Après plus de six ans d’enquête et deux semaines de procès, « Platoche », 67 ans et Sepp Blatter, 86 ans, respectivement anciens présidents de l’UEFA et la FIFA, ont été acquittés par la justice suisse dans l’affaire supposée d’escroquerie. Un dossier dans lequel le Français était suspecté d’avoir «obtenu illégalement, au détriment de la Fifa, un paiement de 2 millions de francs suisses» (1,8 million d’euros). Et un feuilleton qui a précipité sa chute en mondovision, lui qui était promis au poste tant convoité de patron du football mondial en 2015. Pour des ambitions brisées. Un rêve inachevé.

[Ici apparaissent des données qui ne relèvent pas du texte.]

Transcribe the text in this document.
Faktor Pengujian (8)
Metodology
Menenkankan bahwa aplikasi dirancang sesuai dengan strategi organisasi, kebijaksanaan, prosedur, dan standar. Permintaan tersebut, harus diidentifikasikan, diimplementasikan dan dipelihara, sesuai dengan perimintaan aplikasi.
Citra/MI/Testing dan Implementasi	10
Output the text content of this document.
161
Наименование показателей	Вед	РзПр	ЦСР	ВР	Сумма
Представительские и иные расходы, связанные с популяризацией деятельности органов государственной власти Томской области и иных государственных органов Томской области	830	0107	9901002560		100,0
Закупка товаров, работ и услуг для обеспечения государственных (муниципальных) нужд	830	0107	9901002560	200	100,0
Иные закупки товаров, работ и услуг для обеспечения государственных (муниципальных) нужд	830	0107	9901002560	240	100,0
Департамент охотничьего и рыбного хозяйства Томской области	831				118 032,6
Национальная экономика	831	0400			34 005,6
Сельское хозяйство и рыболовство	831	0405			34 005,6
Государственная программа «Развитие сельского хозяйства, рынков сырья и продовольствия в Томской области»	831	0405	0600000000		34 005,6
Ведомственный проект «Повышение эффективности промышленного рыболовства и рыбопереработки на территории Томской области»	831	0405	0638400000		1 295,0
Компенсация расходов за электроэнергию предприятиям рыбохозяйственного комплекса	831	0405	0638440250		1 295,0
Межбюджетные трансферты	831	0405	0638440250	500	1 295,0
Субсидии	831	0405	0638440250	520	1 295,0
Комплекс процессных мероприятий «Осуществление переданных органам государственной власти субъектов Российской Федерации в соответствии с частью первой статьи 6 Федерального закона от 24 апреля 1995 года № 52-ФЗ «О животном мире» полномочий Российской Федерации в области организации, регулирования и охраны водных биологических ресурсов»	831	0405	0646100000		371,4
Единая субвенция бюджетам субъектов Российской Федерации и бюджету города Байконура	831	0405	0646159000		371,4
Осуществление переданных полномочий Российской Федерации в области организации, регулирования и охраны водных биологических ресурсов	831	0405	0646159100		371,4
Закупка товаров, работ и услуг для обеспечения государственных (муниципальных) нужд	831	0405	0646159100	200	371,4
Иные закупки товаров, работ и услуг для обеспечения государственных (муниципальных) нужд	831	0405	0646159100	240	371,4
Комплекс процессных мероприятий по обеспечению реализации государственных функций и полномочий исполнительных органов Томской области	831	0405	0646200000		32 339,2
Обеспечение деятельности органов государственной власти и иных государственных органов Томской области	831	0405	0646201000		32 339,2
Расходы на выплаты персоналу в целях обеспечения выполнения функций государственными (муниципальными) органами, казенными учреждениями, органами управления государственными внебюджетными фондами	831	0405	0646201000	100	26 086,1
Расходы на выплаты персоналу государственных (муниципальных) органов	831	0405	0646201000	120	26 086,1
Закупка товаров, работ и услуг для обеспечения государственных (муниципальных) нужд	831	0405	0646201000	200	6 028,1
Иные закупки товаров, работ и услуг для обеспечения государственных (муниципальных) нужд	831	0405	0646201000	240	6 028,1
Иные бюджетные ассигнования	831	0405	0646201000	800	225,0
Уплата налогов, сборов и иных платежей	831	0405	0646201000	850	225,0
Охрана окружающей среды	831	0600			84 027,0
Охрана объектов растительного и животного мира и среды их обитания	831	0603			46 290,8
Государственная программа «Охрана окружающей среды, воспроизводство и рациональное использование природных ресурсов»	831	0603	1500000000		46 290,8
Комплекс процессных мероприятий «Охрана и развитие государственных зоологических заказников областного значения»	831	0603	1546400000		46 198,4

« Bien sûr que c’est un beau jour, mais je ne peux pas vous dire que c’est l’un des plus beaux de ma vie car c’est juste la confirmation de ce que j’affirme depuis sept ans, a planté Michel Platini, très offensif durant tout le procès mais aussi au moment de commenter la décision du tribunal pénal fédéral de Bellinzone. Tout ça pour ça… C’est bien qu’enfin la vérité explose après autant de manipulations, de mensonges et d’injustice. Je vous avais dit que j’étais un mec honnête, il fallait me croire. »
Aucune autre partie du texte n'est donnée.